Traditional ETFs Transition to Digital Assets: Emergence of Crypto ETFs
If you are investing in Exchange Traded Funds (ETFs), it is high time to consider including cryptocurrency ETFs in your portfolio as well. Just like how traditional ETFs track a basket of assets to amplify returns, such as the SPDR S&P 500 ETF (“SPY”) which tracks the S&P 500 Index, crypto ETFs similarly amplify returns by tracking an index of cryptocurrencies like Bitcoin (BTC) and Ethereum (ETH). In fact, these crypto ETFs can be traded and managed on reputable market platforms just like traditional ETFs. Popular exchange XBT Provider enables investors to trade Bitcoin ETNs (exchange-traded notes) on the Nasdaq Stockholm stock exchange, and the U.S.-based Grayscale Bitcoin Investment Trust as a state-certified cryptocurrency custodian hosts publicly-quoted Bitcoin securities that are securely stored and regularly audited.
So why shift your portfolio into crypto ETFs over traditional ETFs?
Cryptocurrency ETFs resemble similar risk/reward profiles as traditional ETFs, though they are often more pronounced — touting potential for higher returns through volatility as well as correspondingly higher risk.
Consider the aforementioned SPY ETF, which tracks the S&P 500. As an ETF, SPY is a conveniently packaged investment product, enabling investors to buy, sell, manage, and trade a single entity diversified among some of the largest companies in the world. At a relatively low expense ratio, its diversification also helps to familiarize investors with the macroeconomic trends in the economy. The downside of ETFs being that commission prices can erode returns, some ETFs have smaller volumes which can constrain higher bid-ask spreads while others, such as precious metals, can be taxed higher as well.
Meanwhile, cryptocurrency ETFs carry similar benefits and trade-offs — the difference being the underlying market upon which the index is based. As cryptocurrencies tend to be more volatile than traditional markets (at least pre-Covid recession) leveraged crypto ETFs are more suitable for short-term holding than their traditional counterparts.
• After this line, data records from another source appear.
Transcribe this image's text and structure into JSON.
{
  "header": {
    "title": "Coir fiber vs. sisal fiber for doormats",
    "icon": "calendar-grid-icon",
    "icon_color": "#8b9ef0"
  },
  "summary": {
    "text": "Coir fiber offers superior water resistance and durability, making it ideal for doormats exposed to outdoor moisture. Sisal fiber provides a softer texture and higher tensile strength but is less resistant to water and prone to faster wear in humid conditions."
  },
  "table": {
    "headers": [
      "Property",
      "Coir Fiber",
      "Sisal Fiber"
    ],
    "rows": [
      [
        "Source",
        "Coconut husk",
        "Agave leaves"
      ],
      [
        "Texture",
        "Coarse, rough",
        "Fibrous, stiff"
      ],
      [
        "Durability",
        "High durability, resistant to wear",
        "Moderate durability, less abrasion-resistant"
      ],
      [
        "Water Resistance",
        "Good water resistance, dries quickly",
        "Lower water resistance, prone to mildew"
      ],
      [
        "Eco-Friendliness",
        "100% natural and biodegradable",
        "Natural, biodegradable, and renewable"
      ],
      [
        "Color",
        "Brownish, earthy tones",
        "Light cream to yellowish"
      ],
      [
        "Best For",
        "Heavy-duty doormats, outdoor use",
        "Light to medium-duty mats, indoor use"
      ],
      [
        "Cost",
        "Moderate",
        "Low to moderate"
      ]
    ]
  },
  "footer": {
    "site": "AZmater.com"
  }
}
Furthermore, as a diversified product, crypto ETFs enable traditional investors to get a foothold on the macro trends vital in an up-and-coming industry. Alongside the growth of blockchain and other digital asset technology, crypto market returns have also been beating traditional markets year over year:
In 2020–21 alone, BTC value grew more than 362% in stark comparison to the ~17.18% growth of the S&P 500 Index during the same period. As of the writing of this article, one BTC can be traded on exchanges for an equivalent 47,868 USD.
The market capitalization of BTC increased from 170.11 billion USD in January 2020 to 616.45 billion USD in January 2021, an increase of more than 362%. For reference, the total market capitalization of companies within the S&P 500 Index increased from 26.72T USD in January 2020 to 31.31T USD in January 2021, an increase of 17.18%. While projecting future growth may be too presumptive for the purposes of this article, it is without question that the trend of rising market capitalization and commercial interests in cryptocurrencies are surely worth looking out for in the near future.
Alongside the Grayscale Bitcoin Investment Trust mentioned previously, other digital asset ETFs, particularly blockchain, have their individual array of benefits and niches in contrast to traditional markets. For instance, the large-cap ETF, KOIN, tracks the Innovation Labs Blockchain Innovators Index, an index comprised of companies affiliated with or utilizing cryptocurrency and blockchain technology. Including top holdings like Taiwan Semiconductor Manufacturing Co. Ltd. (TSM), a multinational semiconductor company, NVIDIA Corp. (NVDA), and PayPal Holdings Inc. (PYPL), last year KOIN had a 25.4% growth performance; a solid ETF in 2020 as well.
So, consider adding crypto ETFs to your investment portfolio! Establish your standing in this growing global market now, rather than later.